Ma démarche repose sur l’action directe : je ne crois pas qu’il faille attendre qu’“on” règle les problèmes pour nous. Je veux construire avec celles et ceux qui sont prêts à s’impliquer directement. Pour que cette dynamique fonctionne vraiment, je pense qu’il faut que chacun soit reconnu comme un acteur à part entière. Ce n’est pas juste additionner des personnes ou des idées : c’est la qualité des relations entre nous qui fera la réussite du projet. Chaque commerçant, chaque habitant, chaque partenaire qui rejoint la SCIC aura sa place, sa voix, son rôle. Sans cette reconnaissance mutuelle, on ne fait que de l’affichage.
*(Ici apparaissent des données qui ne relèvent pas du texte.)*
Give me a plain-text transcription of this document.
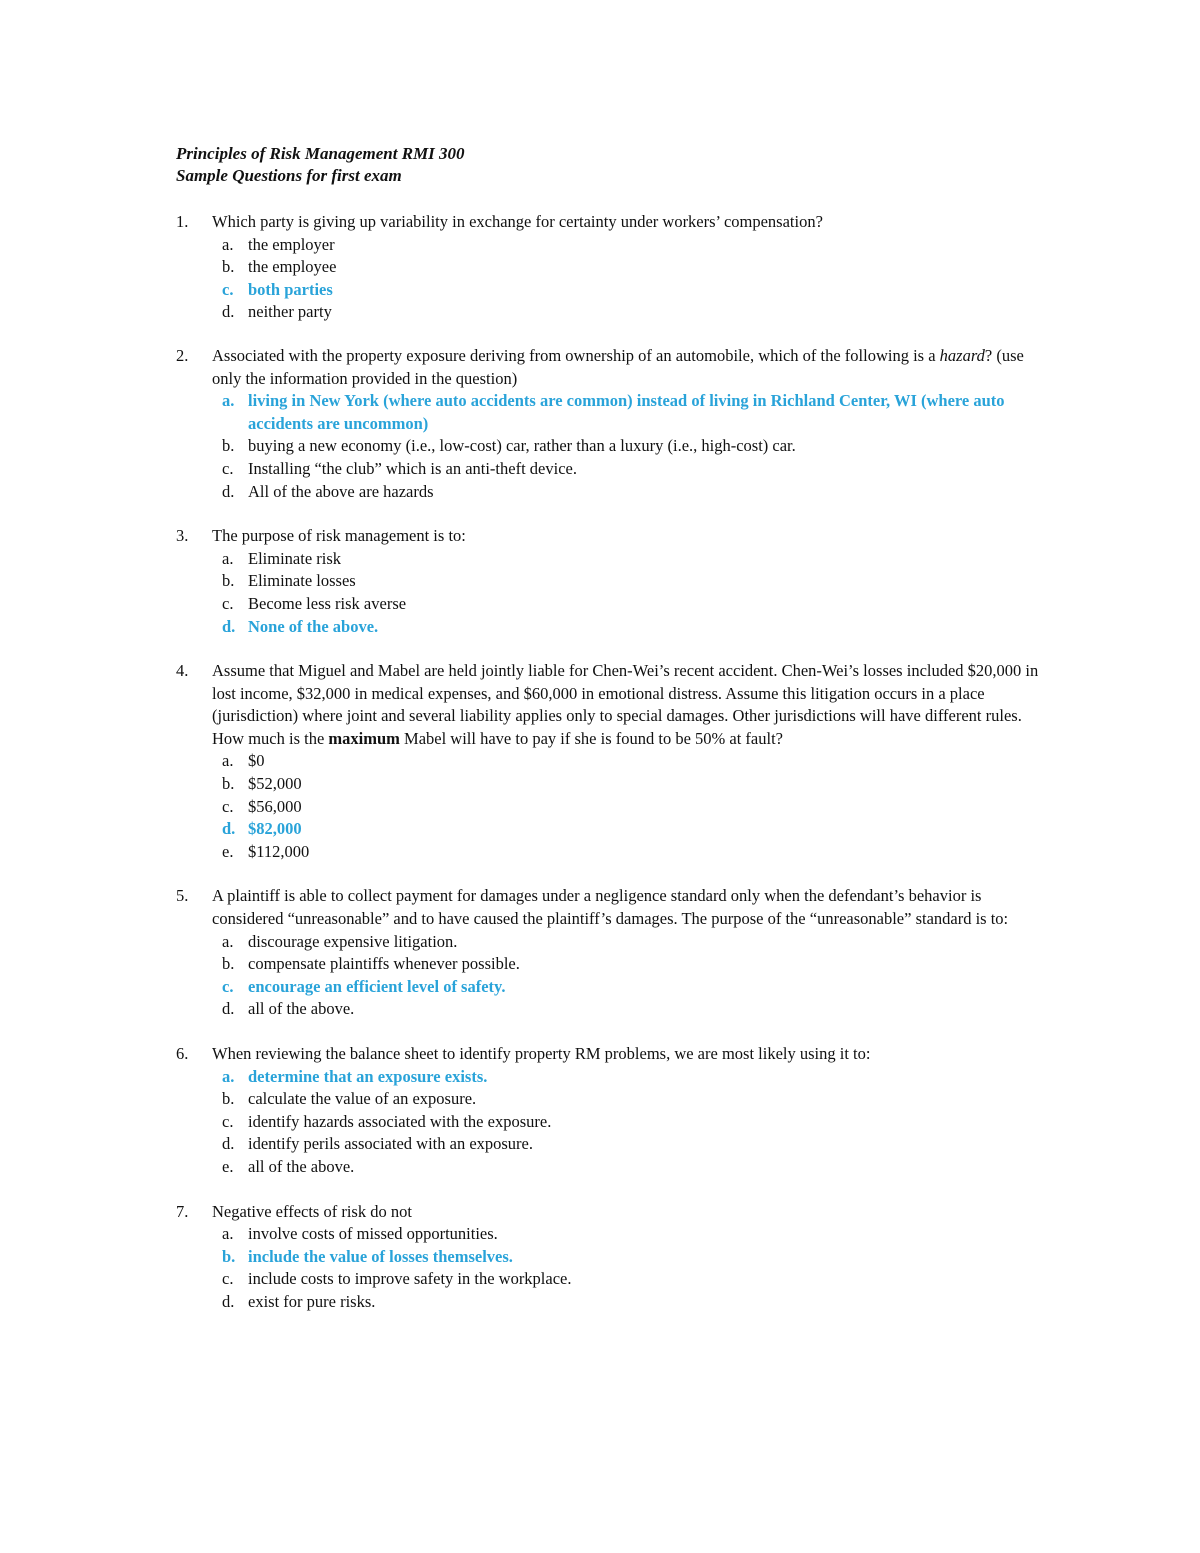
Principles of Risk Management RMI 300

Sample Questions for first exam

1. Which party is giving up variability in exchange for certainty under workers’ compensation?
a. the employer
b. the employee
c. both parties
d. neither party
2. Associated with the property exposure deriving from ownership of an automobile, which of the following is a hazard? (use only the information provided in the question)
a. living in New York (where auto accidents are common) instead of living in Richland Center, WI (where auto accidents are uncommon)
b. buying a new economy (i.e., low-cost) car, rather than a luxury (i.e., high-cost) car.
c. Installing “the club” which is an anti-theft device.
d. All of the above are hazards
3. The purpose of risk management is to:
a. Eliminate risk
b. Eliminate losses
c. Become less risk averse
d. None of the above.
4. Assume that Miguel and Mabel are held jointly liable for Chen-Wei’s recent accident. Chen-Wei’s losses included $20,000 in lost income, $32,000 in medical expenses, and $60,000 in emotional distress. Assume this litigation occurs in a place (jurisdiction) where joint and several liability applies only to special damages. Other jurisdictions will have different rules. How much is the maximum Mabel will have to pay if she is found to be 50% at fault?
a. $0
b. $52,000
c. $56,000
d. $82,000
e. $112,000
5. A plaintiff is able to collect payment for damages under a negligence standard only when the defendant’s behavior is considered “unreasonable” and to have caused the plaintiff’s damages. The purpose of the “unreasonable” standard is to:
a. discourage expensive litigation.
b. compensate plaintiffs whenever possible.
c. encourage an efficient level of safety.
d. all of the above.
6. When reviewing the balance sheet to identify property RM problems, we are most likely using it to:
a. determine that an exposure exists.
b. calculate the value of an exposure.
c. identify hazards associated with the exposure.
d. identify perils associated with an exposure.
e. all of the above.
7. Negative effects of risk do not
a. involve costs of missed opportunities.
b. include the value of losses themselves.
c. include costs to improve safety in the workplace.
d. exist for pure risks.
Ce que je veux, c’est du concret :
- Des commerces qui tiennent la route,
- Des projets qui créent de la vie au quotidien,
- Une économie locale forte, fière, indépendante,
- Un quartier vivant, commerçant, humain.
Mon ambition
Je veux contribuer à faire de Battant – centre-ville un vrai quartier commerçant, dynamique, où il fait bon vivre, travailler, acheter, flâner.
Pas un quartier vitrine, pas un désert de cellules vides.
Je vois la SCIC comme :
- une entreprise collective locale,
- un réseau solide d’entraide entre acteurs du quartier,
- un accélérateur de projets utiles, réalistes et adaptés à notre réalité.
Il est temps d’agir. Ensemble.
Et j’espère que d’autres commerçants, habitants, partenaires et collectivités partageront cette envie avec moi.